Solved – Can small SGD batch size lead to faster overfitting

deep learningkerasneural networksoverfittingstochastic gradient descent

I have feedforward neural net, trained on cca 34k samples and tested on 8k samples. There is 139 features in dataset. The ANN does classification between two labels, 0 and 1, so I am using sigmoid function in last layer and two hidden layers, both with 400 units. NN is created using following Keras code:

model = Sequential()
model.add(Dense(units=139, input_dim=len(list(X))))

model.add(Dense(units=400))
model.add(Activation('relu'))
model.add(Dropout(0.2))

model.add(Dense(units=400))
model.add(Activation('relu'))
model.add(Dropout(0.2))

model.add(Dense(units=1))
model.add(Activation('sigmoid'))

model.compile(optimizer='sgd',
          loss='binary_crossentropy',
          metrics=['accuracy'])

checkpoint = ModelCheckpoint('tempmodelKeras.h5',period=1)
custom = LambdaCallback(on_epoch_end=lambda epoch,logs: test_callback_wrapper())
model.fit(X, y, epochs=500, batch_size=128, callbacks=[checkpoint,custom])

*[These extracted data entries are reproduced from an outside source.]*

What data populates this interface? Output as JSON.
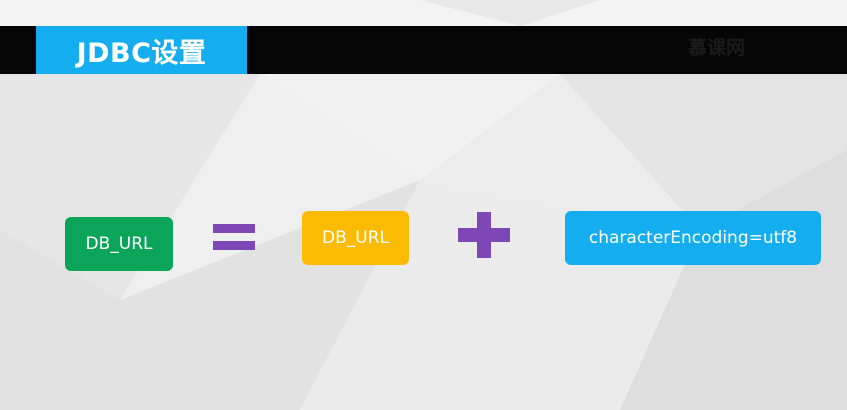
{
  "header": {
    "title": "JDBC设置",
    "corner_text": "慕课网"
  },
  "equation": {
    "left_term": "DB_URL",
    "right_term_1": "DB_URL",
    "right_term_2": "characterEncoding=utf8",
    "operator_1": "=",
    "operator_2": "+"
  },
  "colors": {
    "header_bar": "#050505",
    "title_box": "#14aef0",
    "left_term_box": "#0aa559",
    "right_term_1_box": "#fbbb03",
    "right_term_2_box": "#14aef0",
    "operators": "#7d47b5",
    "background": "#e9e9e9"
  }
}
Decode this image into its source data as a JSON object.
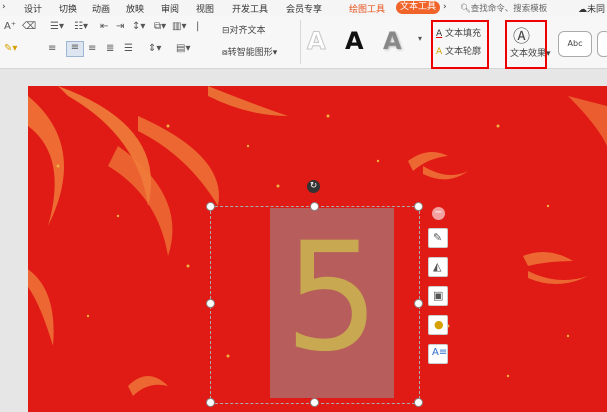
{
  "menu": {
    "items": [
      "设计",
      "切换",
      "动画",
      "放映",
      "审阅",
      "视图",
      "开发工具",
      "会员专享",
      "绘图工具",
      "文本工具"
    ],
    "search": "查找命令、搜索模板",
    "right_partial": "未同"
  },
  "ribbon": {
    "align_text": "对齐文本",
    "smart_art": "转智能图形",
    "text_fill": "文本填充",
    "text_outline": "文本轮廓",
    "text_effect": "文本效果",
    "abc": "Abc",
    "wordart_glyph": "A"
  },
  "slide": {
    "digit": "5"
  },
  "colors": {
    "slide_bg": "#e01a14",
    "accent": "#f0642a",
    "highlight_box": "#ee0000",
    "digit": "#c8a850"
  }
}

test_callback_wrapper() is just for testing model after each epoch on test dataset and then calculating average precision score for different thresholds.

Now the part I need to help with:
Following images shows epoch number on X axis, and average precision on Y axis, for test set.

Average precision for different batch sizes during epochs

I tried to three different batch sizes (32, 128, 256), but if you look at the plot, it looks that smaller batch sizes are 'faster' in terms of number of epoch needed to reach maximum average precision, but are more prone to overfitting. However, I read several articles, where was written that larger batches usually leads to overfitting and smaller batches are better. How is it possible that in my image, it looks vice versa, that larger batches perform better?

Best Answer

Using "epoch" on the x-axis to compare "speed" of convergence while comparing different batch sizes makes no sense since the number of weight updates per epoch depends on the batch size. When using smaller batches, the learning algorithm performs more weight updates per epoch and it naturally it seems to converge faster.

In your image, the gray curve (batch size = 32) starts decreasing (overfitting) around epoch 40. The orange curve (batch size = 128, four times more) seems to peak around epoch 160—four times later, which is exactly after the same number of weight updates. Possibly you might see similar peak on the blue curve around epoch 320.

Generally, smaller batches lead to noisier gradient estimates and are better capable to escape poor local minima and prevent overfitting. On the other hand, tiny batches may be too noisy for good learning. In the end, it is just another hyperparameter that one needs to tune on the specific dataset. In your case, it does not seem to play a big role, since all curves peak around the same accuracy, and early stopping should lead to the same performance regardless of the batch size.